Moore traverses the world in pursuit of winners

dundalkdemocrat.ie
 
Moore traverses the world in pursuit of winners Moore traverses the world in pursuit of winners

Jockey Ryan Moore celebrates with the trophy after winning the Dubai Duty Free Irish Derby on Auguste Rodin during the Dubai Duty Free Irish Derby Festival at Curragh Racecourse PIC: Sportsfile

Italy is the furthest I’ve ever been on a plane. The trip came the day after I’d signed the contract back in the late 1960s.

It was my first time ever to take to the air, and it wasn’t pleasant. Petrified, I was, from the minute we took off from Dublin until landing at Paris Orly for a re-fuel or something. (That’s a claim I can make: I was in France.) It was the same from there on to Rimini.

Meals were available, of course, but all I tucked into for the near five-hour journey was an After Eight mint. It wasn’t a good experience for me, and I’m sure it was the same for my travelling companion, The Chancellor, she having to look at me staring ahead and holding the arm rests in the way that I did when I went up to the top tier of the newly-constructed Cusack Stand.

I’m sure readers will be delighted to hear that I’ve since worked up the courage to make a few trips by air, mostly for race meetings in England.

And as I take my place in the hack-reserved crow’s nest in Croker, I look across to where I spent my day of terror over 20 years ago, not enjoying the game, peering down at it being played on a field that looked the size of a snooker table.

So, how would I do if I’d been faced with the schedule Ryan Moore had at the weekend, taking an air trip that could be measured in days, not hours?

Simple, I wouldn’t, or closer to it, couldn’t.

Top jockey at Aidan O’Brien’s stable, Moore flew out to Australia last week to ride a fancied one for a local stable in a valuable contest.

The race went ahead on Saturday morning, our time, and didn’t result in a win for Moore.

It could only have been a matter of minutes after he’d dismounted that Moore was back on a plane, scheduled for Dublin.

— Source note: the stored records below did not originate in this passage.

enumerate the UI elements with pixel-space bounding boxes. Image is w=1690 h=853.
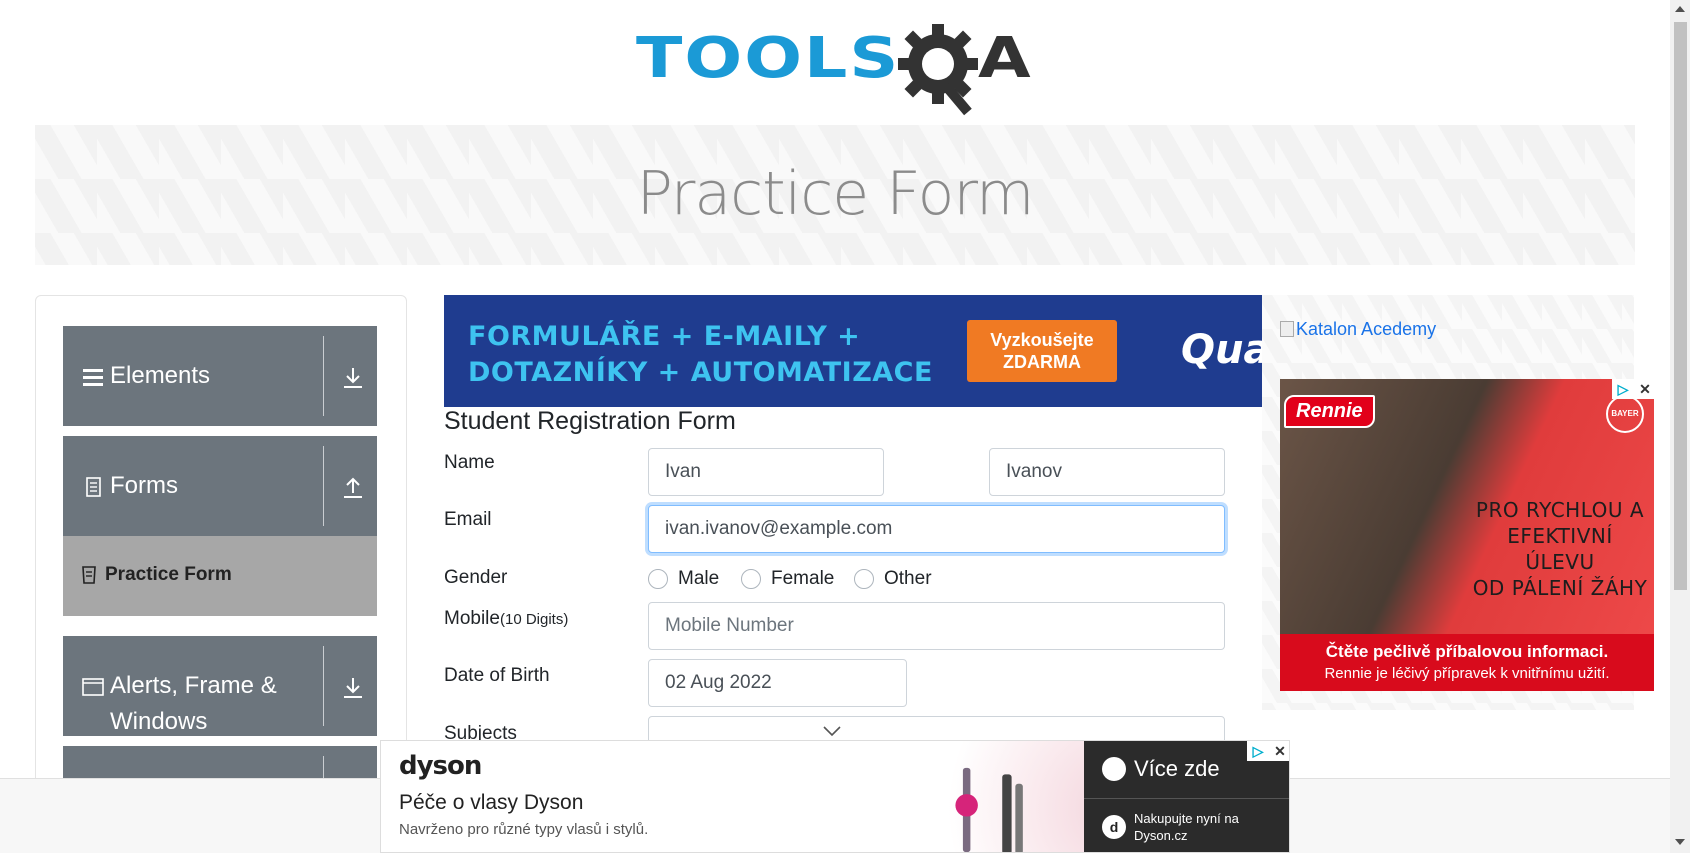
katalon-alt-text: Katalon Acedemy: [1296, 319, 1437, 339]
chevron-down-icon[interactable]: [822, 725, 842, 737]
page-title: Practice Form: [636, 159, 1035, 229]
ad-cta-line2: ZDARMA: [1003, 352, 1081, 372]
radio-circle[interactable]: [854, 569, 874, 589]
arrow-right-icon: [1102, 757, 1126, 781]
ad-headline-line1: FORMULÁŘE + E-MAILY +: [468, 321, 861, 352]
mobile-label-text: Mobile: [444, 608, 500, 629]
last-name-input[interactable]: Ivanov: [989, 448, 1225, 496]
scrollbar-thumb[interactable]: [1674, 22, 1687, 590]
mobile-hint: (10 Digits): [499, 611, 569, 628]
page-scrollbar[interactable]: [1670, 0, 1690, 853]
rennie-ad[interactable]: Rennie BAYER PRO RYCHLOU A EFEKTIVNÍ ÚLE…: [1280, 379, 1654, 691]
ad-cta-button[interactable]: Vyzkoušejte ZDARMA: [967, 320, 1117, 382]
rennie-footer-line2: Rennie je léčivý přípravek k vnitřnímu u…: [1324, 665, 1610, 682]
rennie-footer: Čtěte pečlivě příbalovou informaci. Renn…: [1280, 634, 1654, 691]
rennie-copy-line2: EFEKTIVNÍ ÚLEVU: [1507, 524, 1613, 574]
window-icon: [82, 678, 104, 696]
download-icon[interactable]: [342, 366, 364, 390]
logo-text: TOOLS: [636, 26, 901, 91]
dyson-headline: Péče o vlasy Dyson: [399, 791, 584, 814]
form-icon: [82, 566, 96, 584]
scroll-down-icon[interactable]: [1675, 839, 1685, 845]
rennie-copy-line1: PRO RYCHLOU A: [1475, 498, 1645, 522]
radio-label: Male: [678, 568, 720, 589]
email-label: Email: [444, 509, 492, 530]
sidebar: Elements Forms Practice Form Alerts, Fra…: [35, 295, 407, 815]
ad-brand: Qua: [1181, 327, 1262, 373]
ad-headline: FORMULÁŘE + E-MAILY + DOTAZNÍKY + AUTOMA…: [468, 319, 933, 391]
sidebar-group-label-line2: Windows: [110, 708, 208, 735]
scroll-up-icon[interactable]: [1675, 6, 1685, 12]
dyson-d-icon: d: [1102, 815, 1126, 839]
toolsqa-logo[interactable]: TOOLS A: [636, 18, 1038, 116]
separator: [323, 646, 324, 726]
download-icon[interactable]: [342, 676, 364, 700]
page-banner: Practice Form: [35, 125, 1635, 265]
ad-close-icon[interactable]: ✕: [1634, 379, 1656, 399]
gender-label: Gender: [444, 567, 508, 588]
page-root: { "header": { "logo_text": "TOOLS", "log…: [0, 0, 1690, 853]
sidebar-group-label: Forms: [110, 472, 178, 499]
gear-magnifier-icon: [898, 24, 978, 116]
separator: [323, 446, 324, 526]
ad-cta-line1: Vyzkoušejte: [990, 330, 1094, 350]
sidebar-group-forms[interactable]: Forms: [63, 436, 377, 536]
adchoices-icon[interactable]: ▷: [1612, 379, 1634, 399]
upload-icon[interactable]: [342, 476, 364, 500]
ad-close-icon[interactable]: ✕: [1269, 741, 1289, 761]
sidebar-item-practice-form[interactable]: Practice Form: [63, 536, 377, 616]
radio-label: Female: [771, 568, 835, 589]
radio-circle[interactable]: [648, 569, 668, 589]
sidebar-group-elements[interactable]: Elements: [63, 326, 377, 426]
date-of-birth-input[interactable]: 02 Aug 2022: [648, 659, 907, 707]
rennie-copy-line3: OD PÁLENÍ ŽÁHY: [1472, 576, 1648, 600]
hair-dryer-icon: [955, 767, 1023, 852]
first-name-input[interactable]: Ivan: [648, 448, 884, 496]
mobile-input[interactable]: Mobile Number: [648, 602, 1225, 650]
form-title: Student Registration Form: [444, 407, 736, 435]
dyson-cta-label: Více zde: [1134, 756, 1220, 781]
sidebar-group-alerts[interactable]: Alerts, Frame & Windows: [63, 636, 377, 736]
sidebar-group-label: Elements: [110, 362, 211, 389]
dyson-subline: Navrženo pro různé typy vlasů i stylů.: [399, 821, 649, 838]
rennie-logo: Rennie: [1284, 395, 1375, 428]
email-input[interactable]: ivan.ivanov@example.com: [648, 505, 1225, 553]
dyson-ad[interactable]: dyson Péče o vlasy Dyson Navrženo pro rů…: [380, 740, 1290, 853]
ad-sidebar-right: Katalon Acedemy Rennie BAYER PRO RYCHLOU…: [1262, 295, 1656, 710]
logo-suffix: A: [978, 26, 1031, 91]
radio-label: Other: [884, 568, 932, 589]
dyson-logo: dyson: [399, 751, 482, 781]
bayer-logo: BAYER: [1606, 395, 1644, 433]
document-icon: [86, 477, 101, 497]
broken-image-icon: [1280, 321, 1294, 337]
ad-banner-top[interactable]: FORMULÁŘE + E-MAILY + DOTAZNÍKY + AUTOMA…: [444, 295, 1262, 407]
radio-circle[interactable]: [741, 569, 761, 589]
adchoices-icon[interactable]: ▷: [1247, 741, 1269, 761]
sidebar-item-label: Practice Form: [105, 564, 232, 585]
mobile-label: Mobile(10 Digits): [444, 608, 568, 630]
sidebar-group-label: Alerts, Frame &: [110, 672, 277, 699]
name-label: Name: [444, 452, 495, 473]
rennie-footer-line1: Čtěte pečlivě příbalovou informaci.: [1325, 642, 1609, 661]
katalon-link[interactable]: Katalon Acedemy: [1280, 319, 1436, 340]
ad-headline-line2: DOTAZNÍKY + AUTOMATIZACE: [468, 357, 933, 388]
dyson-shop-link[interactable]: Nakupujte nyní na Dyson.cz: [1134, 810, 1284, 844]
separator: [323, 336, 324, 416]
hamburger-icon: [83, 369, 103, 386]
rennie-copy: PRO RYCHLOU A EFEKTIVNÍ ÚLEVU OD PÁLENÍ …: [1470, 497, 1650, 601]
dob-label: Date of Birth: [444, 665, 550, 686]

He needed to, because he was due to get legged up on a few O’Brien runners at The Curragh on Sunday afternoon. He made it, riding a winner.

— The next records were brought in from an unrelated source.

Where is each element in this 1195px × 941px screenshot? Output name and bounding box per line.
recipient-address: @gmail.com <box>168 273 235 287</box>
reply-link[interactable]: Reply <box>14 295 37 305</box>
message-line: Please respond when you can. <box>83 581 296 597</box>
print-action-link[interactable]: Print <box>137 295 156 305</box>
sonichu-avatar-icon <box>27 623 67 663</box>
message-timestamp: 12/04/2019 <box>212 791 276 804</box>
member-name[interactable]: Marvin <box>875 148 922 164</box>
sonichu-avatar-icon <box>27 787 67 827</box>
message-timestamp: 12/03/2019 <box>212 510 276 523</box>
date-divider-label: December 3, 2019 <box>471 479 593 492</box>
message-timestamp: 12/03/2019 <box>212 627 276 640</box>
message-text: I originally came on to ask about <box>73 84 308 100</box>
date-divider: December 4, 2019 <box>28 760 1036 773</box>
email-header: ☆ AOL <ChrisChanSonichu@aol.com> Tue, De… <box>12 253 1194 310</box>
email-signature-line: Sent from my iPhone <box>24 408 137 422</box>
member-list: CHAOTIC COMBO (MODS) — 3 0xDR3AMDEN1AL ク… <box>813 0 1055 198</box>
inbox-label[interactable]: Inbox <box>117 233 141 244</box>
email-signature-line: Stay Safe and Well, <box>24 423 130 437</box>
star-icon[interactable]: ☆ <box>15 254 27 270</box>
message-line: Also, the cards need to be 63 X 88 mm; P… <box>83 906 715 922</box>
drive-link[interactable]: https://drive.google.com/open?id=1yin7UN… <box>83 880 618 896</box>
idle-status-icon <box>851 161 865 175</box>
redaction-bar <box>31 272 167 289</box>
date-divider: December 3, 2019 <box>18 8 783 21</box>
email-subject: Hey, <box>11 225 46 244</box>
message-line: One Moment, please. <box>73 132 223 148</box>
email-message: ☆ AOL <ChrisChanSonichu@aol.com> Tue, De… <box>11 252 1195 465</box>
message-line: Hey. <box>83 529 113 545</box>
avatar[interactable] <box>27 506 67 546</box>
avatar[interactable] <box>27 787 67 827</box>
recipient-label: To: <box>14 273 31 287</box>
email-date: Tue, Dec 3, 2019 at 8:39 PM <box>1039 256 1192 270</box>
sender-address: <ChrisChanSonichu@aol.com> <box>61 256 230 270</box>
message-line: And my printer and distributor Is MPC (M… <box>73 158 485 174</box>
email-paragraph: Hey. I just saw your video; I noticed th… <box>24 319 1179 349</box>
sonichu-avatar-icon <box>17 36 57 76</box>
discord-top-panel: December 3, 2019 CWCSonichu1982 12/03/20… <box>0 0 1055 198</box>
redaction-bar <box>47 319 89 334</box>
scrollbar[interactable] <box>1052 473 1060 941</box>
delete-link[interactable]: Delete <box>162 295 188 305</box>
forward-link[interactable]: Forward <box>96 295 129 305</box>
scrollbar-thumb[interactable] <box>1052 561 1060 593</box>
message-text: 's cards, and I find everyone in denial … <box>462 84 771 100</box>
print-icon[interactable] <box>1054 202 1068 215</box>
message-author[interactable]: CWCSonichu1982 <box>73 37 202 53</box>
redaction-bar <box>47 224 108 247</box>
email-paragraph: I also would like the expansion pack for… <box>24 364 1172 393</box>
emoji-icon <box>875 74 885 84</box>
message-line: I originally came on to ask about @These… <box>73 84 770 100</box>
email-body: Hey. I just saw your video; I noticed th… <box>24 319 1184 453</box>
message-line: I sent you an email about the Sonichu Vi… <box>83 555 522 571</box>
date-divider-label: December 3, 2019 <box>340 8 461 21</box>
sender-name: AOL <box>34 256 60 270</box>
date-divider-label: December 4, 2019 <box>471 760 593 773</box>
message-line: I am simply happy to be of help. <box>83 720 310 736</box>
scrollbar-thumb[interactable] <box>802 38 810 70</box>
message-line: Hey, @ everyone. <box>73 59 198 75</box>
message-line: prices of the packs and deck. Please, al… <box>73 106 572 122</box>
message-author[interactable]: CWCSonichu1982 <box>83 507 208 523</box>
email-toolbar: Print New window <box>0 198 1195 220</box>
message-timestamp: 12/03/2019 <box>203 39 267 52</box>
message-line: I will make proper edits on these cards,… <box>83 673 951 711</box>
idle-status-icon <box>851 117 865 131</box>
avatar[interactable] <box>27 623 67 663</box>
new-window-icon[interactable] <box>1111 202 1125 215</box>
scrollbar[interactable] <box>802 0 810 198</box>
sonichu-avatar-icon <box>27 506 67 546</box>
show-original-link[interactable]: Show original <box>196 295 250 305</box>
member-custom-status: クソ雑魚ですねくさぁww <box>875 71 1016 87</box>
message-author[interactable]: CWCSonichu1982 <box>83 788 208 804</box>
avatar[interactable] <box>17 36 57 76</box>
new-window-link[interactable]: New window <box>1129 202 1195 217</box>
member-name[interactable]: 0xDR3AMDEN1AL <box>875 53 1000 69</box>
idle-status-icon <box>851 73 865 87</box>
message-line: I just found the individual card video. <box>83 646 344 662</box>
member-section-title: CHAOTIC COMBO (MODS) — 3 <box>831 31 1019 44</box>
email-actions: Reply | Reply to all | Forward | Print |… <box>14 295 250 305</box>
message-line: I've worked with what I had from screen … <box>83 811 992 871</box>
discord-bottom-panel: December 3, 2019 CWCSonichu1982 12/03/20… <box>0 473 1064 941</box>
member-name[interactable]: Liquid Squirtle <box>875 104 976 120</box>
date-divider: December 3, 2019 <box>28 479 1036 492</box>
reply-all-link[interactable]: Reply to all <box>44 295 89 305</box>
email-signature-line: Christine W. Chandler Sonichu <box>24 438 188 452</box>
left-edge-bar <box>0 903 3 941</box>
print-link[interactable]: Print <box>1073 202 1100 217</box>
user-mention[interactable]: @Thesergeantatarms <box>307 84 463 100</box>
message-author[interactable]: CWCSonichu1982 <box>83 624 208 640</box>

They say this trip can take around 24 hours, and, also, that at the end of it there can be serious disorientation, not to mention jet-lag. But not for Moore.

Being a jockey weighing around nine stone, he probably didn’t go beyond a few After Eights for sustenance, choosing sleeps over eats.

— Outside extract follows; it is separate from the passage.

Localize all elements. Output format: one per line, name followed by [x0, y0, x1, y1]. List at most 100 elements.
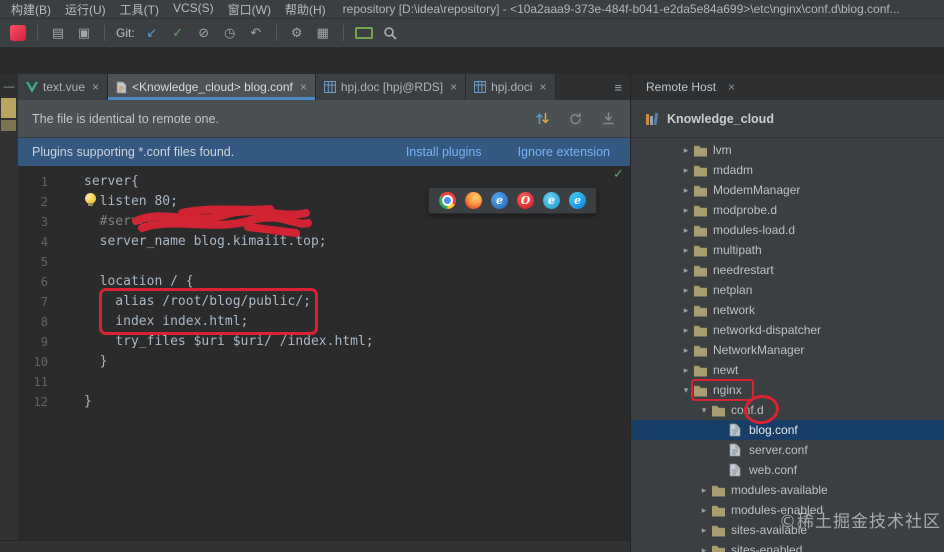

Moore’s been to Dundalk Stadium a number of occasions and has ridden plenty of winners there.

In his absence from the first of the winner season meetings last Friday night, the mount on O’Brien’s only runner was taken by another top jockey, Colin Keane. Alabama, touted as a star for the future but so far failing to fulfil expectations, at last opened his account at odds-on.

Winner of the closing race was Dark Street, owned and trained by Luke Comer, whose swingeing ban for doping was mentioned on these pages last week.

The five-year-old got up in a blanket finish at odds of 7/1.

Comer, who is appealing the Horseracing Regularity Board’s findings, can continue to send out runners until January 1st.

Something else from Friday’s card: The late Queen Elizabeth was down as breeder of a runner in the 5th race. General Idea, trained in Co Meath by Ian Patrick Donaghue, could get no closer than 7th.

Racing continues at the track each Friday night until just before Christmas, when there’ll be a three-week break. And there’ll also be meetings each Wednesday afternoon in November.

TG4, who gave last week’s Listowel Festival blanket coverage, will be at Dowdallshill for one of those November meetings.